Until now, only one prospective cohort study of chlamydia in the general population has ever been conducted in Australia: the chlamydia incidence and re-infection study (CIRIS). This study included only young women aged 16–25 years and reported a chlamydia prevalence of 4.9% (95% CI 3.7% to 6.4%) and an incidence of 4.4 per 100 person-years (3.3–5.9) in 2007–2008. The incidence reported by CIRIS is similar to the estimates produced by our model: 5.6% (5.2% to 6.1%) and 5.7% (5.3% to 6.3%) in 15–24-year-old women in 2007 and 2008, respectively. Multivariate analysis from CIRIS showed that younger women (16–20 years) were more likely to have an incident infection, consistent with our study. CIRIS also reported that recent use of antibiotics was protective against incident infection. We accounted for background antibiotic use as a model parameter to allow for self-cure when antibiotics were taken for any reason, although the assumed level in our analyses may differ from actual levels of use.
Although there is a dearth of studies reporting on chlamydia incidence in the general population internationally, a study from the USA estimated that there were about 2.86 million incident infections in the USA in 2008. The number of chlamydia notifications in 2008, in the USA, was 1.2 million, which gives an incidence-to-notification ratio of 2.4. This is less than the incidence-to-notification ratio of 4 for Australia based on our estimates. The difference in ratios between the USA and Australia could reflect differences in testing patterns or epidemiology between these settings and/or the methods used to calculate the ratios. It would be valuable to compare these factors in future studies.

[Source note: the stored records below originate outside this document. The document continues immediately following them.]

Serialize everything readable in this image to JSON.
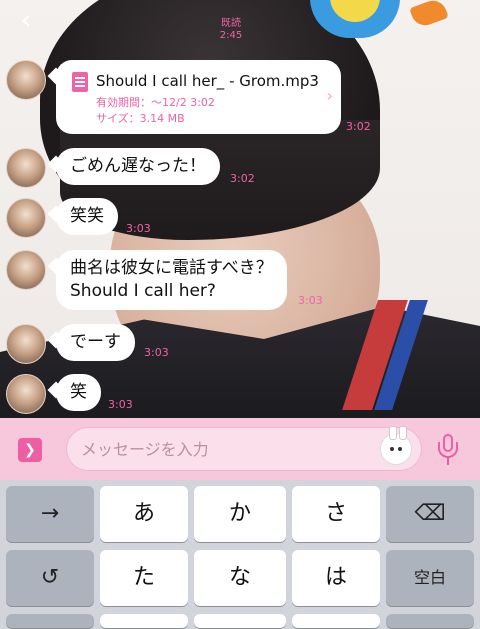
{
  "header": {
    "back_icon": "chevron-left-icon",
    "read_label": "既読",
    "read_time": "2:45"
  },
  "messages": [
    {
      "type": "file",
      "file_name": "Should I call her_ - Grom.mp3",
      "expiry": "有効期間：〜12/2 3:02",
      "size": "サイズ：3.14 MB",
      "time": "3:02"
    },
    {
      "type": "text",
      "text": "ごめん遅なった！",
      "time": "3:02"
    },
    {
      "type": "text",
      "text": "笑笑",
      "time": "3:03"
    },
    {
      "type": "text",
      "text_line1": "曲名は彼女に電話すべき？",
      "text_line2": "Should I call her?",
      "time": "3:03"
    },
    {
      "type": "text",
      "text": "でーす",
      "time": "3:03"
    },
    {
      "type": "text",
      "text": "笑",
      "time": "3:03"
    }
  ],
  "input_bar": {
    "placeholder": "メッセージを入力",
    "expand_icon": "chevron-right-icon",
    "sticker_icon": "sticker-icon",
    "mic_icon": "microphone-icon"
  },
  "keyboard": {
    "row1": [
      "→",
      "あ",
      "か",
      "さ",
      "⌫"
    ],
    "row2": [
      "↺",
      "た",
      "な",
      "は",
      "空白"
    ],
    "colors": {
      "key": "#ffffff",
      "func_key": "#adb3bc",
      "background": "#d1d5db"
    }
  },
  "colors": {
    "accent_pink": "#f062a6",
    "input_bar": "#f7c7dc",
    "bubble": "#ffffff"
  }
}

Historically, Australia has based its chlamydia prevention strategies on the number of diagnoses notified. However, in 2013 the number of notifications among people aged 15 years and older (n=82 484) represents only 23% of all estimated incident infections (n=356 000 according to this study) in the year. Thus, the estimated incidence-to-notification ratio in Australia was 4.3 in 2013. This also implies that 77% of new chlamydia infections remain undiagnosed. Our findings also suggest that incident infections of chlamydia more than doubled between 2001 and 2013, from 160 000 to 356 000 infections. However, this relative change (120%) is substantially less than the increase (>300%) in numbers of chlamydia notifications reported during the same time. This clearly demonstrates that the increase in the scale of the infection as observed by the trends in notification numbers has been misleading and is somewhat an artefact of increased testing.
This study has reported a new approach to estimating chlamydia incidence in the general population using routine testing and notification data. Other countries that collate and report data on chlamydia diagnoses and testing numbers can also use this method to estimate chlamydia incidence.